Here’s the thing: remakes are always a gamble and remakes of foreign language films (or films in non-English language) are even more of a coin toss. Sometimes you get an A Bigger Splash (a loose remake of La Piscine from the 60s) or The Departed (a remake of Hong Kong's Infernal Affairs.) and sometimes you end up with a Downhill.
An adaptation of Ruben Östlund’s dark comedy slash psychodrama Force Majeure (2014), Nat Faxon and Jim Rash’s perfunctory Downhill plays like a watered-down version of the original. The directing duo omitted many of the elements that made the simplistic premise of the film distressingly complex and layered.
Östlund’s intense shots of the couple in the bathroom, laced with a violent snowstorm and anxiety-inducing Antonio Vivaldi’s Summer; the flickering red dots pinpointing danger zones; and the swinging metal cable of the chairlift — the allegory of marriage hanging on a thread — are all shaved off.
Faxon and Rash’s reimagination, or the lack thereof, is heavy-handed and constantly cutting corners. It makes light of the source material that begs the question of how would you feel when the person you love leaves you to die? Or what if you're the one leaving?
In Downhill, Peter (Will Ferrell) and Billie (Julia Louis-Dreyfus), along with their two boys, head up to the Austrian Alps for a memorable ski vacation, though the stilted family dynamic is apparent from the get-go. Maybe that's what this is all about: family trying to reconnect with one another.
But Peter’s miscalculation is not one that could easily be swept under the rug and it continues to snowball. From the non-child-friendly resort hotel he leases to the replaying of mundane activities—the kids watching television and him scrolling on social media—this trip is not all it’s cracked up to be.
This is, of course, until something else did—literally. An explosion over the mountain that signals a routine snow-maintenance procedure leaves the quartet gaping at the sighting of clouds of snow rolling down the slopes. Billie is visibly shaken but Peter somehow manages to reassure her that it’s a controlled avalanche.

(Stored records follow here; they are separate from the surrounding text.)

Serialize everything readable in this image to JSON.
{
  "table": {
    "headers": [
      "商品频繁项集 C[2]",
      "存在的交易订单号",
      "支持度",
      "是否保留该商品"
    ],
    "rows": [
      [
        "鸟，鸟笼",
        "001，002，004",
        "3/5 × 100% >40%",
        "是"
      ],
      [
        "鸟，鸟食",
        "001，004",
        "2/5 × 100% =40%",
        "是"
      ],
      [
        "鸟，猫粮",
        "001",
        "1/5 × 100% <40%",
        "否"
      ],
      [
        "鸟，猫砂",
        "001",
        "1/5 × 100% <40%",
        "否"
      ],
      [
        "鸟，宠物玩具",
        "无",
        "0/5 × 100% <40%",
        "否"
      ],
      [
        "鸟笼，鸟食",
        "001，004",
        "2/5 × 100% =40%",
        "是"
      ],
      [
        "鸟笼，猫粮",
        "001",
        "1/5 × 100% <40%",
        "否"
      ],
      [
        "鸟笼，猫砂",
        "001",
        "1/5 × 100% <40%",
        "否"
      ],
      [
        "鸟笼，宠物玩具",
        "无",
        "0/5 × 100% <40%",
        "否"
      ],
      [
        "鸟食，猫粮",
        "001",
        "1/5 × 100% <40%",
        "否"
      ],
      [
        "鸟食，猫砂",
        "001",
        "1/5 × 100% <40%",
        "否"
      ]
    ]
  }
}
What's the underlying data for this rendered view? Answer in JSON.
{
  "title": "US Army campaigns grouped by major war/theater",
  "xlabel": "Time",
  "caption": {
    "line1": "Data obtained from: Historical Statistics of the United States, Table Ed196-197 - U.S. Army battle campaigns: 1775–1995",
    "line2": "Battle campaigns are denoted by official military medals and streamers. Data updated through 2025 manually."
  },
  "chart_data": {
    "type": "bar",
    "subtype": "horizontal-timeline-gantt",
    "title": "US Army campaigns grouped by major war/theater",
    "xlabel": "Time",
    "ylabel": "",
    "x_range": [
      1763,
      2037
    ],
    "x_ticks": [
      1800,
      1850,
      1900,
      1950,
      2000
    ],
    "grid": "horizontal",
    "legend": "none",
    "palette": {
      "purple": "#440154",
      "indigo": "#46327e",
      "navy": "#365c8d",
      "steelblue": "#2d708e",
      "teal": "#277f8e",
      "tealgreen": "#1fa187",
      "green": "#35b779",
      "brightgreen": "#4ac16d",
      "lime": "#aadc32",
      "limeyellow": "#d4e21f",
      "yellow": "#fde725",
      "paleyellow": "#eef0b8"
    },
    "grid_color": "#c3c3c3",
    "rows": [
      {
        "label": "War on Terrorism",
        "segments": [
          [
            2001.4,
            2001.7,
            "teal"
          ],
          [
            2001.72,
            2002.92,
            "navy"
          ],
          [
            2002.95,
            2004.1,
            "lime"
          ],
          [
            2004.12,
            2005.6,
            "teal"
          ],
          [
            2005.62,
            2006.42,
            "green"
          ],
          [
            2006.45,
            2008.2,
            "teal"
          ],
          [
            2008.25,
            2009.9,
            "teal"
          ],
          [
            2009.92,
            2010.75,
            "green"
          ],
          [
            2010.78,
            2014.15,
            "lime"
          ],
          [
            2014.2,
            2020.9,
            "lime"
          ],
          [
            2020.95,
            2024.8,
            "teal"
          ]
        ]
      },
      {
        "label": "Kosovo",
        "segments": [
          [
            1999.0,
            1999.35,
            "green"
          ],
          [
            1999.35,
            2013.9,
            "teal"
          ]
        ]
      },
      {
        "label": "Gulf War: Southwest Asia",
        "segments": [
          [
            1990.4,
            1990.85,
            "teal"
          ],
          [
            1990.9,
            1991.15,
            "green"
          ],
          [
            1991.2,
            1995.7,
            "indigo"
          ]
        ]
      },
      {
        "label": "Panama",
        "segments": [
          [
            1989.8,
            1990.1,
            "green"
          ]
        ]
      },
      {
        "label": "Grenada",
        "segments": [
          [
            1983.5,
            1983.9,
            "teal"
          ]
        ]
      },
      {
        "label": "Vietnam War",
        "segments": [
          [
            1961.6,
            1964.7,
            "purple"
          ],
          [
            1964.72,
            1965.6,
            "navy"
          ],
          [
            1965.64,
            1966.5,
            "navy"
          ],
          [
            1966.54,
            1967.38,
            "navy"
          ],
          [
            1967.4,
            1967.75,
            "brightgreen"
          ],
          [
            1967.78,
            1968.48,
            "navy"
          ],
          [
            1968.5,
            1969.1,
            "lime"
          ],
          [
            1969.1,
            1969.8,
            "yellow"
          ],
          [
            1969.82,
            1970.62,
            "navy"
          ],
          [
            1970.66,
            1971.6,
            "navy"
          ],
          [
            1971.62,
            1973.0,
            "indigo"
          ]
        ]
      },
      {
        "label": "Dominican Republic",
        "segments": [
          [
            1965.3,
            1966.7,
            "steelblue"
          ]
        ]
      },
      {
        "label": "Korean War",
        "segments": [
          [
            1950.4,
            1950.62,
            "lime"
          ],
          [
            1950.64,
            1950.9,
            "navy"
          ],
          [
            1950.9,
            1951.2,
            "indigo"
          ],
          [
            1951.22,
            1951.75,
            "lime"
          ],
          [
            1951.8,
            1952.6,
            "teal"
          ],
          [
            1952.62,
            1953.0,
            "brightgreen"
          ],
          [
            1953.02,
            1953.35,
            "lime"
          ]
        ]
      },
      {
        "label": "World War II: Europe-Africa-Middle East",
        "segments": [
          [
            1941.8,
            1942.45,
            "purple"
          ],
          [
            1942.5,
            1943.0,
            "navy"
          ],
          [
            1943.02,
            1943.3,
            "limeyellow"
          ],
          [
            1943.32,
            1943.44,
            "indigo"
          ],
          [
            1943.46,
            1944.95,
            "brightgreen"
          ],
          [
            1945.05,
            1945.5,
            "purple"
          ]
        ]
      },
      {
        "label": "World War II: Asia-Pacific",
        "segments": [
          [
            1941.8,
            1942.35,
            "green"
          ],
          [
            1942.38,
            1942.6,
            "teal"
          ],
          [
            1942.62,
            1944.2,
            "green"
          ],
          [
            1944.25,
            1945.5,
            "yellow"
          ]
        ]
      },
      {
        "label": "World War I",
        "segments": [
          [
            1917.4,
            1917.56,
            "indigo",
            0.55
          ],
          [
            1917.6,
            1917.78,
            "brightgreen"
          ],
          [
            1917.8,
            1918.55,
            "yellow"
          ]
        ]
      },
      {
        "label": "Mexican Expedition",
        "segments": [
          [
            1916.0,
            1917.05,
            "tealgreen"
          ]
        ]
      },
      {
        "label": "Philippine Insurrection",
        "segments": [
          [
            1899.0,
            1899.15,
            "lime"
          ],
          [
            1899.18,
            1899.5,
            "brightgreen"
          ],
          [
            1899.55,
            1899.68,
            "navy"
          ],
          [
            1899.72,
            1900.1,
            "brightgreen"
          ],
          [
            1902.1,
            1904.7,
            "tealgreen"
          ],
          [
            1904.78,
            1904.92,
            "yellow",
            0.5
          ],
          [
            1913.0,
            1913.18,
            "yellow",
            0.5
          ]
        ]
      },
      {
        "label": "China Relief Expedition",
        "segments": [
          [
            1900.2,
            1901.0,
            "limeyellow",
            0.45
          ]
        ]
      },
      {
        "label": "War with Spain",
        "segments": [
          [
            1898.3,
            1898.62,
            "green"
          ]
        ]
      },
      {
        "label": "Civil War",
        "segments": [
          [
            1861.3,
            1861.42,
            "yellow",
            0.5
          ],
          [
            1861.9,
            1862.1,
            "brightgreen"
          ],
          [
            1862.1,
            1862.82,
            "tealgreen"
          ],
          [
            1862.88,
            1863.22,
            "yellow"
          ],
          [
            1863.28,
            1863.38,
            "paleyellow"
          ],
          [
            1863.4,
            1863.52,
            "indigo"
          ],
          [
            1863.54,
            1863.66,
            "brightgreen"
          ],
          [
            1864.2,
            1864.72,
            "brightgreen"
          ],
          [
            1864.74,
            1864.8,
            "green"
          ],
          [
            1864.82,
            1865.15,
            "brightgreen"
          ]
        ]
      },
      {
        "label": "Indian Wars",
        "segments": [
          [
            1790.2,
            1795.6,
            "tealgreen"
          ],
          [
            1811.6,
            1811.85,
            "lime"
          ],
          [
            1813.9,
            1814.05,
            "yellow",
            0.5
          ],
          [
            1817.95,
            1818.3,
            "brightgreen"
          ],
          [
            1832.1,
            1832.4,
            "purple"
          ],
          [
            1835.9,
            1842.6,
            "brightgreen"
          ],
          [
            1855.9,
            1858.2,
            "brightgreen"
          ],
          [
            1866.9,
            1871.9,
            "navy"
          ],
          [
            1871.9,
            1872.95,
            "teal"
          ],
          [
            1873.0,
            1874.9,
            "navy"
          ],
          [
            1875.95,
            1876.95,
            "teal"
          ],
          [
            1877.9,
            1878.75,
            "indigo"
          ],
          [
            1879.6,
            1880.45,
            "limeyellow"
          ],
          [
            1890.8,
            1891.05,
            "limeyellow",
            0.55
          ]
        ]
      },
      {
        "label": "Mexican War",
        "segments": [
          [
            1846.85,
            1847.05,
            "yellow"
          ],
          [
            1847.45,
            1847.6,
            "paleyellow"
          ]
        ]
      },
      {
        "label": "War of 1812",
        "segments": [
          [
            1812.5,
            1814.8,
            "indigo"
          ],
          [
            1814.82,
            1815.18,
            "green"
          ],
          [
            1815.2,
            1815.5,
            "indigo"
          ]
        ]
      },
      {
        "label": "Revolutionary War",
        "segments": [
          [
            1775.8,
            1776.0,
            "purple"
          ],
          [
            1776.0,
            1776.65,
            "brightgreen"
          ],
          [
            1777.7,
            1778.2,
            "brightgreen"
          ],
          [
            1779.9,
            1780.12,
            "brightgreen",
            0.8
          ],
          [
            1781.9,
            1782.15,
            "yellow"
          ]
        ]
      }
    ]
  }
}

Much to their horror, the “controlled avalanche” isn’t that controlled after all. As the white smoke charges towards the outdoor restaurant and the dining skiers start fleeing the scene in a wild stampede, Peter taps into his survival mode and abandons Billie and their two sons, grabbing only his cellphone to safety.
The dust gradually settles and as Billie eases her grip on her two sons and shakes off the slush, Peter returns. A deafening silence ensues and Louis-Dreyfus delivers a solid turn from then onwards as the matriarch that’s simultaneously distraught and damned to be the glue that keeps everyone together.
Things, however, take a turn for the worse as Peter fabricates his own recounting of the event, an attempt to mask the guilt that’s eating away at him, implicating that he’s actually gone to get help. This tug of war squabble, albeit feels contrived, ends on a high with Dreyfus’ volcanic monologue.
An unspoken tension keeps building throughout the second and third acts, with every effort made by Peter to erase the incident further underscoring his split-second cowardice. As Billie reevaluates her marriage, the audience will be compelled to do the same.
And while Downhill lacks the nuance of Force Majeure, it still makes a watchable flick that at the very least probes on the theme of heroism and whether or not we, just like Billie, should reconsider the optics.
Downhill opens exclusively in GSC theatres on 27th February 2020.